I’m sure many of my readers have endured, like me, many miles of driving along a highway reduced to one lane width – or even less – by traffic cones, deployed to keep highway workers safe. Unfortunately, they may be working in only one spot, but several miles of road on either side of that place may be coned off, to allow them to move up and down the road. There’s no other way to do it – or, at least, there hasn’t been, until now.
Wheeled ‘Robo-cones’ that trundle off when no longer required to shorten roadworks for motorists have been invented by British engineers.
A new prototype road cone has been designed by construction firm Costain , which can travel at 4mph and move itself off the motorway when repairs are completed.
Currently drivers are forced to put up with long stretches of coned-off areas because it so hazardous to drop off and collect cones. Instead, companies cordon off large stretches at once for safety, rather than continually removing and replacing them.
. . .
Inventor and engineer William Clifford of Costain said robotic cones could allow ‘smaller roadworks’.
He said: “You cone off much more than you need. You see it when you drive past for miles, the workers have done the work.”
Richard Golledge, a senior software engineer who helped design the device, said the Robo-cones were also far more easier to manoeuvre than the current versions, taking ‘just a minute’ to move into position.
“They are not autonomous,” he said. “It’ll be defined by someone who says where they want the cones.
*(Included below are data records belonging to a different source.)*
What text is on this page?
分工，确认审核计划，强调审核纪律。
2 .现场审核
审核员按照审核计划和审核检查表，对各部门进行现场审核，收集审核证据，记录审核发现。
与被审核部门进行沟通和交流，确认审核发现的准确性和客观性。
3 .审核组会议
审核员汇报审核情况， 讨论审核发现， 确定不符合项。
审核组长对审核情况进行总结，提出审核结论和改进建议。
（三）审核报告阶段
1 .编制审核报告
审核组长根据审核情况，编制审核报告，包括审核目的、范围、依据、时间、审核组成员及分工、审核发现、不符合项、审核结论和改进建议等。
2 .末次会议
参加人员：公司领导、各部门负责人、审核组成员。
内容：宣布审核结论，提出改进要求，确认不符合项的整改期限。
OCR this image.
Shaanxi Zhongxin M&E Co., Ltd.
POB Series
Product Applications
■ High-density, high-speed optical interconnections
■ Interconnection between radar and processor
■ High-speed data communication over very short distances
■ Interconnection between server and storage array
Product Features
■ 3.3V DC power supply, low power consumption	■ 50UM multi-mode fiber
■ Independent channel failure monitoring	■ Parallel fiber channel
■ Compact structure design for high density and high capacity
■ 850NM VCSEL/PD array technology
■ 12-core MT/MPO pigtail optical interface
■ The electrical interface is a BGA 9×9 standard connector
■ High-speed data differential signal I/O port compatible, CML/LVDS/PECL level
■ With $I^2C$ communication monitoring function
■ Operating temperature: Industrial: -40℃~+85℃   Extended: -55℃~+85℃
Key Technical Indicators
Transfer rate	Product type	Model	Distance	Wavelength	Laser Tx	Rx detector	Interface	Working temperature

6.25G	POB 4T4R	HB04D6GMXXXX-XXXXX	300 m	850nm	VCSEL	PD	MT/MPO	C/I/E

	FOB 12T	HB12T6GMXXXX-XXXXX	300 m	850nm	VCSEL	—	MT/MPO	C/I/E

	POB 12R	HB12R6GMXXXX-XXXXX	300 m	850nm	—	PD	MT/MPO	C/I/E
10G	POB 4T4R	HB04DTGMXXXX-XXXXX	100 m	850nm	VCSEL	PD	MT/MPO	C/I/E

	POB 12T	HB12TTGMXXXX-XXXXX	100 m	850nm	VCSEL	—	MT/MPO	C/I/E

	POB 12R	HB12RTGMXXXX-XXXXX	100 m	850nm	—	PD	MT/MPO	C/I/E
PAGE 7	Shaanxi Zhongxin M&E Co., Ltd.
“To have them completely autonomous and come out on the motorway and detect when there’s an accident, that would be perfect, although we are far from that.”
There’s more at the link.
Now that’s a useful idea! Only trouble is, I can see students figuring out how to “hack” them. They’ll “cone-nap” them, chop off the top, and put a flat table surface on them; then they’ll use them as robotic drink carts in their living rooms or dormitories, controlled from their smartphones!